Film and Life. Ficcion and Documentary. Here's two pairs of concepts which could, if we'd like, be placed on opposite corners of the labeling maps. For that same reason, these are concepts which intersect, come close to being confused and considered the same. Each of these two pairs holds inside it the magic of a magnetic repulsion/attraction. Maybe that's why so much has been said and written and filmed as to what film borrows from life (and how life can be affected by films). Also how thin is the difference between wanting to document something and creating a story that is already in the creators eye.

Shakhnazarov seems to be a dislocated guy. Someone born within the values of the great soviet school, but who lost that context early in his career. Today he makes disembodied soviet films. And also he doesn't really represent any of the two major soviet contributions to cinema (leaded by Eisenstein and Tarkovsky, respectively). For this, i don't think i'll ever watch one of his films that does more than merely amuse me in how clever were the intentions behind it.

In this case, what he wanted to do was not novel, but it's not very well done either.
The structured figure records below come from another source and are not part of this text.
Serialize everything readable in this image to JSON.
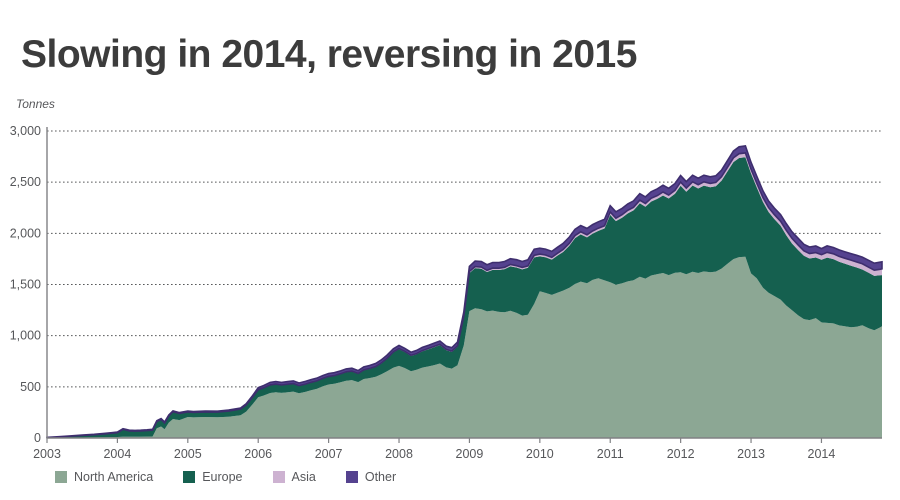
{
  "title": "Slowing in 2014, reversing in 2015",
  "chart_data": {
    "type": "area",
    "stacked": true,
    "title": "Slowing in 2014, reversing in 2015",
    "ylabel": "Tonnes",
    "xlabel": "",
    "ylim": [
      0,
      3000
    ],
    "xlim": [
      2003,
      2014.86
    ],
    "grid": "dotted horizontal",
    "legend_position": "bottom-left",
    "axis_color": "#808184",
    "grid_color": "#58595b",
    "text_color": "#56575a",
    "y_ticks": [
      {
        "label": "0",
        "value": 0
      },
      {
        "label": "500",
        "value": 500
      },
      {
        "label": "1,000",
        "value": 1000
      },
      {
        "label": "1,500",
        "value": 1500
      },
      {
        "label": "2,000",
        "value": 2000
      },
      {
        "label": "2,500",
        "value": 2500
      },
      {
        "label": "3,000",
        "value": 3000
      }
    ],
    "x_ticks": [
      {
        "label": "2003",
        "value": 2003
      },
      {
        "label": "2004",
        "value": 2004
      },
      {
        "label": "2005",
        "value": 2005
      },
      {
        "label": "2006",
        "value": 2006
      },
      {
        "label": "2007",
        "value": 2007
      },
      {
        "label": "2008",
        "value": 2008
      },
      {
        "label": "2009",
        "value": 2009
      },
      {
        "label": "2010",
        "value": 2010
      },
      {
        "label": "2011",
        "value": 2011
      },
      {
        "label": "2012",
        "value": 2012
      },
      {
        "label": "2013",
        "value": 2013
      },
      {
        "label": "2014",
        "value": 2014
      }
    ],
    "x": [
      2003.0,
      2003.17,
      2003.33,
      2003.5,
      2003.67,
      2003.83,
      2003.92,
      2004.0,
      2004.08,
      2004.17,
      2004.25,
      2004.33,
      2004.42,
      2004.5,
      2004.56,
      2004.62,
      2004.67,
      2004.73,
      2004.79,
      2004.88,
      2005.0,
      2005.08,
      2005.25,
      2005.42,
      2005.58,
      2005.75,
      2005.83,
      2005.92,
      2006.0,
      2006.08,
      2006.17,
      2006.25,
      2006.33,
      2006.42,
      2006.5,
      2006.58,
      2006.67,
      2006.75,
      2006.83,
      2006.92,
      2007.0,
      2007.08,
      2007.17,
      2007.25,
      2007.33,
      2007.42,
      2007.5,
      2007.58,
      2007.67,
      2007.75,
      2007.83,
      2007.92,
      2008.0,
      2008.08,
      2008.17,
      2008.25,
      2008.33,
      2008.42,
      2008.5,
      2008.58,
      2008.67,
      2008.75,
      2008.83,
      2008.92,
      2009.0,
      2009.08,
      2009.17,
      2009.25,
      2009.33,
      2009.42,
      2009.5,
      2009.58,
      2009.67,
      2009.75,
      2009.83,
      2009.92,
      2010.0,
      2010.08,
      2010.17,
      2010.25,
      2010.33,
      2010.42,
      2010.5,
      2010.58,
      2010.67,
      2010.75,
      2010.83,
      2010.92,
      2011.0,
      2011.08,
      2011.17,
      2011.25,
      2011.33,
      2011.42,
      2011.5,
      2011.58,
      2011.67,
      2011.75,
      2011.83,
      2011.92,
      2012.0,
      2012.08,
      2012.17,
      2012.25,
      2012.33,
      2012.42,
      2012.5,
      2012.58,
      2012.67,
      2012.75,
      2012.83,
      2012.92,
      2013.0,
      2013.08,
      2013.17,
      2013.25,
      2013.33,
      2013.42,
      2013.5,
      2013.58,
      2013.67,
      2013.75,
      2013.83,
      2013.92,
      2014.0,
      2014.08,
      2014.17,
      2014.25,
      2014.33,
      2014.42,
      2014.5,
      2014.58,
      2014.67,
      2014.75,
      2014.83,
      2014.86
    ],
    "series": [
      {
        "name": "North America",
        "color": "#8CA794",
        "values": [
          2,
          3,
          4,
          5,
          6,
          8,
          9,
          10,
          12,
          12,
          13,
          13,
          14,
          15,
          95,
          112,
          86,
          150,
          186,
          175,
          205,
          201,
          205,
          202,
          208,
          222,
          258,
          330,
          398,
          415,
          440,
          448,
          441,
          448,
          453,
          437,
          450,
          466,
          480,
          505,
          523,
          530,
          545,
          560,
          566,
          546,
          577,
          585,
          598,
          622,
          652,
          688,
          705,
          684,
          653,
          666,
          688,
          700,
          712,
          728,
          690,
          678,
          710,
          905,
          1240,
          1268,
          1258,
          1237,
          1245,
          1232,
          1228,
          1243,
          1222,
          1196,
          1205,
          1310,
          1435,
          1418,
          1398,
          1420,
          1440,
          1468,
          1505,
          1528,
          1512,
          1545,
          1562,
          1540,
          1522,
          1498,
          1512,
          1530,
          1542,
          1575,
          1558,
          1588,
          1602,
          1612,
          1592,
          1614,
          1620,
          1600,
          1625,
          1612,
          1628,
          1620,
          1626,
          1655,
          1705,
          1748,
          1768,
          1772,
          1608,
          1562,
          1468,
          1420,
          1388,
          1352,
          1295,
          1250,
          1198,
          1162,
          1152,
          1172,
          1130,
          1125,
          1120,
          1100,
          1092,
          1082,
          1088,
          1102,
          1072,
          1052,
          1080,
          1092
        ]
      },
      {
        "name": "Europe",
        "color": "#15604F",
        "values": [
          3,
          8,
          14,
          20,
          26,
          33,
          38,
          42,
          72,
          57,
          54,
          56,
          58,
          62,
          66,
          70,
          62,
          66,
          70,
          64,
          48,
          47,
          48,
          50,
          54,
          60,
          63,
          68,
          72,
          74,
          76,
          76,
          74,
          75,
          76,
          72,
          73,
          74,
          74,
          75,
          75,
          76,
          79,
          82,
          83,
          80,
          84,
          89,
          96,
          106,
          122,
          148,
          163,
          156,
          148,
          152,
          158,
          168,
          175,
          180,
          168,
          163,
          182,
          272,
          372,
          392,
          396,
          385,
          398,
          410,
          422,
          434,
          444,
          452,
          458,
          455,
          340,
          348,
          345,
          362,
          378,
          412,
          448,
          462,
          448,
          452,
          462,
          508,
          658,
          622,
          642,
          665,
          682,
          718,
          702,
          722,
          735,
          758,
          748,
          772,
          845,
          806,
          842,
          826,
          838,
          830,
          834,
          858,
          905,
          948,
          968,
          972,
          978,
          888,
          838,
          788,
          752,
          722,
          688,
          652,
          638,
          618,
          602,
          592,
          612,
          638,
          628,
          622,
          612,
          602,
          578,
          545,
          542,
          532,
          510,
          500
        ]
      },
      {
        "name": "Asia",
        "color": "#CDB2D1",
        "values": [
          0,
          0,
          0,
          0,
          0,
          0,
          0,
          0,
          0,
          0,
          0,
          0,
          0,
          0,
          0,
          0,
          0,
          1,
          1,
          1,
          1,
          1,
          1,
          1,
          1,
          1,
          2,
          2,
          2,
          2,
          3,
          3,
          3,
          3,
          3,
          3,
          4,
          4,
          4,
          4,
          4,
          4,
          4,
          5,
          5,
          5,
          5,
          5,
          5,
          6,
          6,
          6,
          7,
          7,
          7,
          7,
          8,
          8,
          8,
          8,
          8,
          8,
          9,
          11,
          15,
          15,
          16,
          16,
          17,
          17,
          18,
          18,
          18,
          19,
          19,
          20,
          22,
          22,
          22,
          23,
          24,
          24,
          25,
          25,
          26,
          26,
          26,
          27,
          28,
          28,
          29,
          30,
          30,
          31,
          32,
          32,
          33,
          34,
          34,
          35,
          36,
          36,
          37,
          37,
          38,
          38,
          38,
          39,
          40,
          41,
          42,
          42,
          42,
          43,
          43,
          43,
          43,
          44,
          48,
          49,
          49,
          48,
          48,
          48,
          49,
          52,
          52,
          53,
          53,
          54,
          54,
          55,
          55,
          56,
          59,
          60
        ]
      },
      {
        "name": "Other",
        "color": "#55428F",
        "edge": "#3E2E6E",
        "values": [
          1,
          2,
          3,
          4,
          4,
          5,
          5,
          6,
          7,
          7,
          7,
          7,
          8,
          8,
          8,
          8,
          8,
          8,
          8,
          8,
          9,
          9,
          9,
          9,
          10,
          10,
          11,
          14,
          20,
          22,
          24,
          25,
          25,
          25,
          26,
          25,
          26,
          26,
          26,
          27,
          28,
          28,
          28,
          28,
          28,
          28,
          29,
          29,
          30,
          30,
          30,
          30,
          30,
          30,
          30,
          31,
          31,
          31,
          32,
          32,
          32,
          33,
          36,
          42,
          50,
          54,
          55,
          55,
          55,
          56,
          57,
          57,
          58,
          58,
          59,
          60,
          58,
          58,
          58,
          59,
          60,
          60,
          61,
          62,
          62,
          62,
          63,
          63,
          62,
          62,
          62,
          63,
          63,
          64,
          64,
          64,
          65,
          66,
          66,
          66,
          64,
          64,
          64,
          64,
          64,
          64,
          64,
          65,
          66,
          67,
          68,
          68,
          67,
          66,
          66,
          65,
          65,
          65,
          65,
          65,
          66,
          65,
          64,
          64,
          60,
          62,
          62,
          63,
          64,
          64,
          65,
          66,
          67,
          68,
          69,
          70
        ]
      }
    ]
  }
}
He starts the film presenting us with a series of interviews to real ill people from a real mental institution. Than he delivers a fiction, with fiction characters modelled after the real ill people, and acted in the same physical place, the hospital. This is actually a very clever idea. The interviews place us in the world of the mental cases, so we need no more establishing of the world of the film. So, we get fully inside the film and that's something rarely done in such a clear effective way. The problem is that nothing else is worth your time. there is a very literature driven approach to the dialog writing, and that kills the film, which is also not carried well enough by the performances. Dialogs or acting are the things that can carry such a film. Non exists with quality here.

The closing scene is as clever as the initial one. Real patients meet fictitious ones, and they dance, with mixed pairs. Documented reality merges with fictionalized reality. The entry, and this last sequence almost redeem the lack of anything else in the film.